Less pollution, more renewable energy
As co-op members became more aware of environmental priorities, co-ops focused on reducing power plant emissions. From 2009 to 2016 co-ops reduced greenhouse gas emissions by 8%, nitrogen oxide emissions by 24% and Sulphur dioxide emissions by 66%. Co-ops also launched energy efficiency programs, many offering home and business ‘energy checkups’ to make sure members got the best value for their energy dollar.
Electric co-ops are helping power the growth in alternative energy. They pioneered in the development of community solar, which allows co-op members to participate in renewable energy without the expense and effort of installing solar panels on their own property. Co-op solar capacity has more than quadrupled in the past five years. Seventeen percent of co-op electricity now comes from hydroelectric power, solar, wind and other renewable sources.
High-speed internet service is increasingly required for a vibrant local economy, so co-ops around the country are exploring ways their members can get connected. In 2018, Kansas’ Statewide Broadband Expansion Planning Task Force was established to help identify opportunities and potential funding sources to expand broadband infrastructure and increase statewide access to broadband services. Kansas Electric Cooperative Inc.’s Doug Shepherd, vice president of management consulting services, serves on the task force.
And now that we’re all faced with the fallout from the effects of COVID-19, electric co-ops are again on the job as the virus changes everything from the national economy to how we say hello to our neighbors.
Electric co-ops are developing payment plans for people out of work. They’re socially distancing line crews. They’re setting up drive-in or virtual membership meetings, and offering virtual energy audits.

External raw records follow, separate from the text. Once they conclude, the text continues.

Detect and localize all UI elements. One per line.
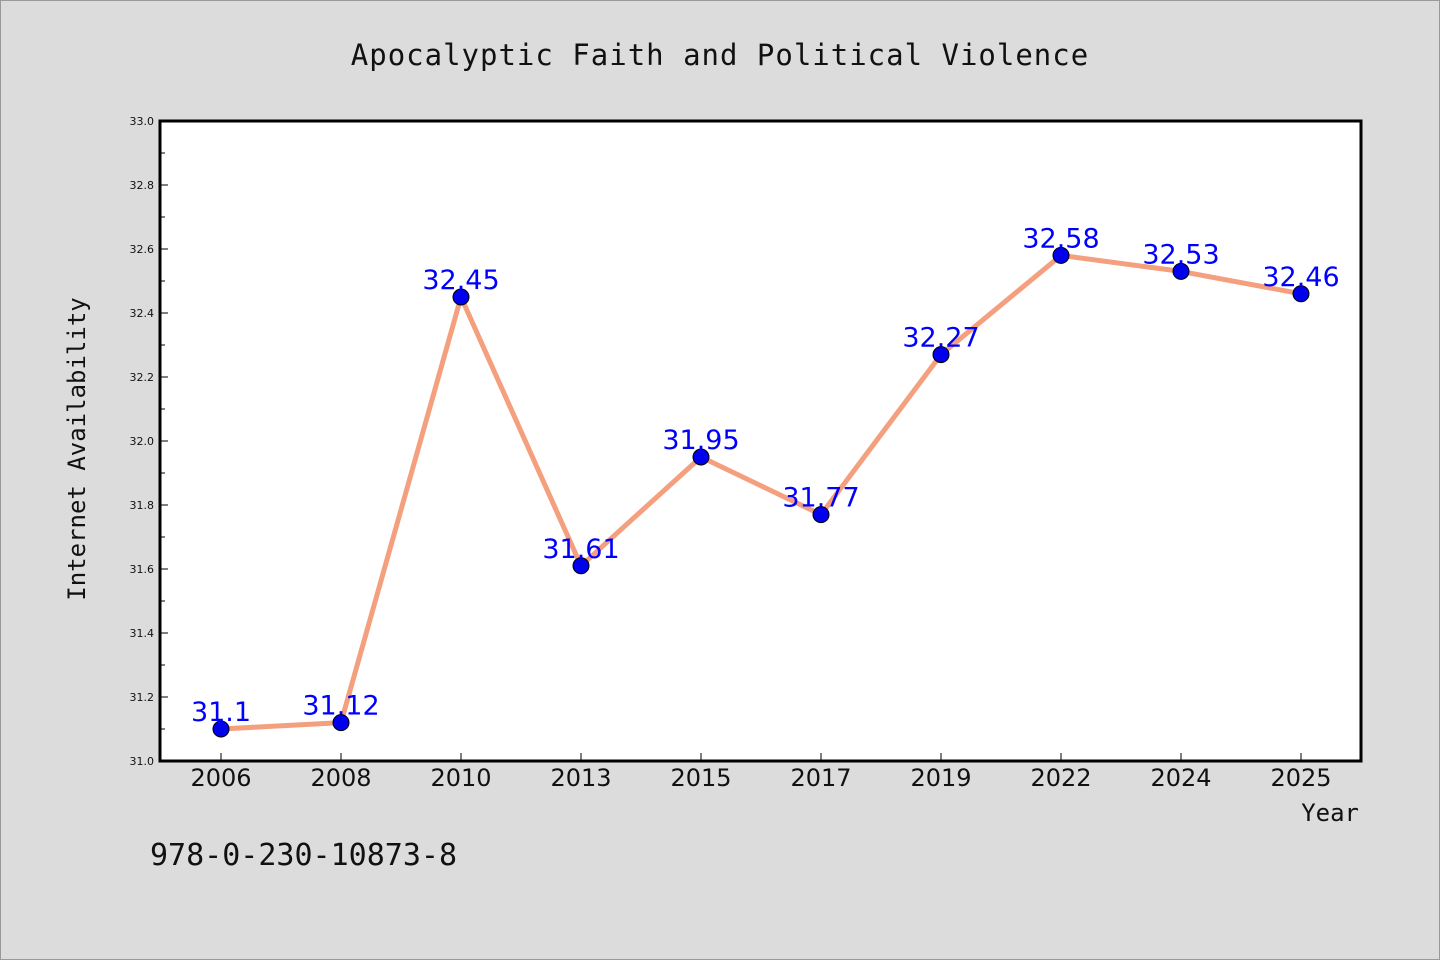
data-label: 31.1 <box>191 697 251 728</box>
data-point <box>1052 246 1070 264</box>
data-point <box>692 448 710 466</box>
data-point <box>1292 285 1310 303</box>
y-axis: 31.0 31.2 31.4 31.6 31.8 32.0 32.2 32.4 32.6 32.8… <box>130 115 168 768</box>
data-label: 32.45 <box>422 265 499 296</box>
data-point <box>812 506 830 524</box>
x-tick-label: 2013 <box>550 764 611 792</box>
y-tick-label: 33.0 <box>130 115 155 128</box>
data-label: 32.53 <box>1142 239 1219 270</box>
y-tick-label: 31.0 <box>130 755 155 768</box>
y-tick-label: 31.6 <box>130 563 155 576</box>
data-point <box>452 288 470 306</box>
data-point <box>572 557 590 575</box>
plot-area <box>158 119 1363 763</box>
data-label: 32.46 <box>1262 262 1339 293</box>
x-axis-label: Year <box>1301 799 1359 827</box>
series-line <box>218 252 1304 732</box>
x-axis: 2006 2008 2010 2013 2015 2017 2019 2022 2024 2025 <box>190 753 1332 792</box>
x-tick-label: 2008 <box>310 764 371 792</box>
y-tick-label: 32.4 <box>130 307 155 320</box>
data-label: 32.58 <box>1022 223 1099 254</box>
data-point <box>212 720 230 738</box>
x-tick-label: 2006 <box>190 764 251 792</box>
y-tick-label: 32.0 <box>130 435 155 448</box>
data-points <box>212 246 1310 738</box>
x-tick-label: 2015 <box>670 764 731 792</box>
data-point <box>332 714 350 732</box>
y-tick-label: 32.2 <box>130 371 155 384</box>
y-tick-label: 31.2 <box>130 691 155 704</box>
y-tick-label: 31.8 <box>130 499 155 512</box>
chart-title: Apocalyptic Faith and Political Violence <box>351 38 1089 72</box>
x-tick-label: 2022 <box>1030 764 1091 792</box>
data-label: 32.27 <box>902 323 979 354</box>
data-labels: 31.1 31.12 32.45 31.61 31.95 31.77 32.27 32.58 3… <box>191 223 1340 728</box>
y-axis-label: Internet Availability <box>63 297 91 600</box>
x-tick-label: 2010 <box>430 764 491 792</box>
data-point <box>932 346 950 364</box>
x-tick-label: 2019 <box>910 764 971 792</box>
data-label: 31.95 <box>662 425 739 456</box>
data-label: 31.61 <box>542 534 619 565</box>
data-point <box>1172 262 1190 280</box>
data-label: 31.77 <box>782 483 859 514</box>
x-tick-label: 2025 <box>1270 764 1331 792</box>
isbn-text: 978-0-230-10873-8 <box>150 838 457 873</box>
y-tick-label: 32.8 <box>130 179 155 192</box>
data-label: 31.12 <box>302 691 379 722</box>
x-tick-label: 2017 <box>790 764 851 792</box>
x-tick-label: 2024 <box>1150 764 1211 792</box>
y-tick-label: 31.4 <box>130 627 155 640</box>
y-tick-label: 32.6 <box>130 243 155 256</box>
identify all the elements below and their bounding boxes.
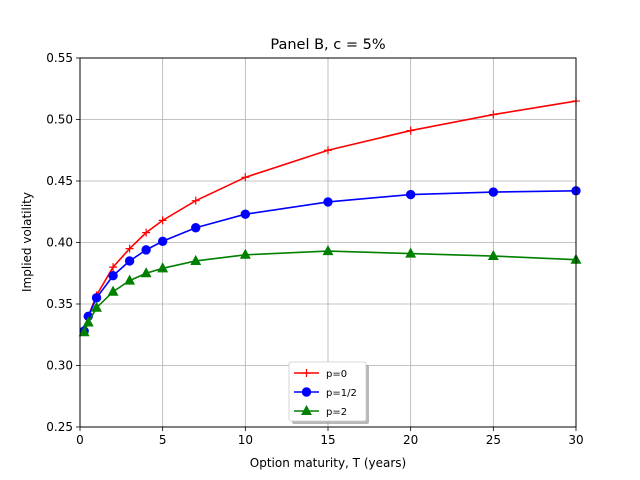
data-point-triangle (107, 285, 119, 296)
data-point-plus (125, 244, 134, 253)
data-point-circle (157, 236, 168, 246)
x-tick-label: 30 (568, 433, 583, 447)
series-line (83, 190, 577, 332)
data-point-triangle (190, 254, 202, 265)
data-point-plus (324, 146, 332, 155)
y-axis-ticks: 0.25 0.30 0.35 0.40 0.45 0.50 0.55 (46, 51, 80, 434)
legend-label: p=1/2 (326, 388, 357, 399)
data-point-triangle (157, 262, 169, 273)
x-tick-label: 5 (159, 433, 167, 447)
y-tick-label: 0.30 (46, 359, 73, 373)
data-point-circle (191, 223, 201, 233)
legend-label: p=2 (326, 407, 347, 418)
y-tick-label: 0.25 (46, 420, 73, 434)
data-point-plus (302, 369, 311, 377)
data-point-triangle (487, 249, 499, 261)
series-triangle (78, 245, 582, 337)
x-axis-ticks: 0 5 10 15 20 25 30 (76, 427, 584, 447)
data-point-triangle (140, 267, 152, 278)
data-point-circle (488, 187, 499, 197)
x-tick-label: 10 (238, 433, 253, 447)
data-point-plus (109, 263, 118, 272)
y-tick-label: 0.40 (46, 236, 73, 250)
legend: p=0 p=1/2 p=2 (288, 361, 369, 424)
data-point-triangle (78, 326, 90, 337)
data-point-circle (323, 197, 333, 207)
y-tick-label: 0.45 (46, 174, 73, 188)
data-point-circle (405, 189, 416, 200)
data-point-circle (141, 245, 151, 255)
data-point-triangle (124, 274, 136, 285)
data-point-plus (142, 228, 151, 237)
y-tick-label: 0.35 (46, 297, 73, 311)
y-tick-label: 0.50 (46, 113, 73, 127)
data-point-plus (241, 173, 250, 182)
x-tick-label: 0 (76, 433, 84, 447)
series-line (83, 100, 577, 332)
y-tick-label: 0.55 (46, 51, 73, 65)
legend-label: p=0 (326, 369, 347, 380)
data-point-plus (489, 110, 498, 119)
data-point-circle (108, 271, 118, 281)
x-tick-label: 15 (320, 433, 335, 447)
series-line (83, 250, 577, 333)
data-point-triangle (301, 404, 312, 415)
data-point-circle (301, 387, 312, 397)
chart-title: Panel B, c = 5% (270, 37, 385, 53)
data-point-triangle (239, 248, 251, 259)
x-tick-label: 20 (403, 433, 418, 447)
data-point-plus (158, 216, 167, 225)
data-point-circle (124, 256, 135, 266)
data-point-triangle (322, 245, 334, 256)
data-point-triangle (405, 247, 417, 258)
series-layer (78, 97, 582, 337)
legend-box (288, 361, 367, 422)
data-point-circle (240, 209, 251, 219)
data-point-triangle (82, 316, 94, 327)
data-point-triangle (91, 301, 102, 312)
data-point-plus (406, 126, 415, 135)
data-point-plus (191, 196, 200, 205)
x-axis-label: Option maturity, T (years) (250, 456, 406, 470)
data-point-circle (91, 293, 102, 303)
series-plus (80, 97, 580, 336)
x-tick-label: 25 (486, 433, 501, 447)
series-circle (79, 186, 581, 336)
y-axis-label: Implied volatility (20, 192, 34, 292)
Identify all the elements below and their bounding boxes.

The world keeps changing, and electric co-ops will continue to adapt. Each co-op’s approach may differ, but they’ll do whatever it takes to adapt in ways that make the most sense for the people in their community. That’s what it means to be a local electric co-op.
Paul Wesslund writes on consumer and cooperative affairs for the National RuralElectric Cooperative Association, the national trade association representing more than 900 local electric cooperatives. From growing suburbs to remote farming communities, electric co-ops serve as engines of economic development for 42 million Americans across 56 percent of the nation’s landscape.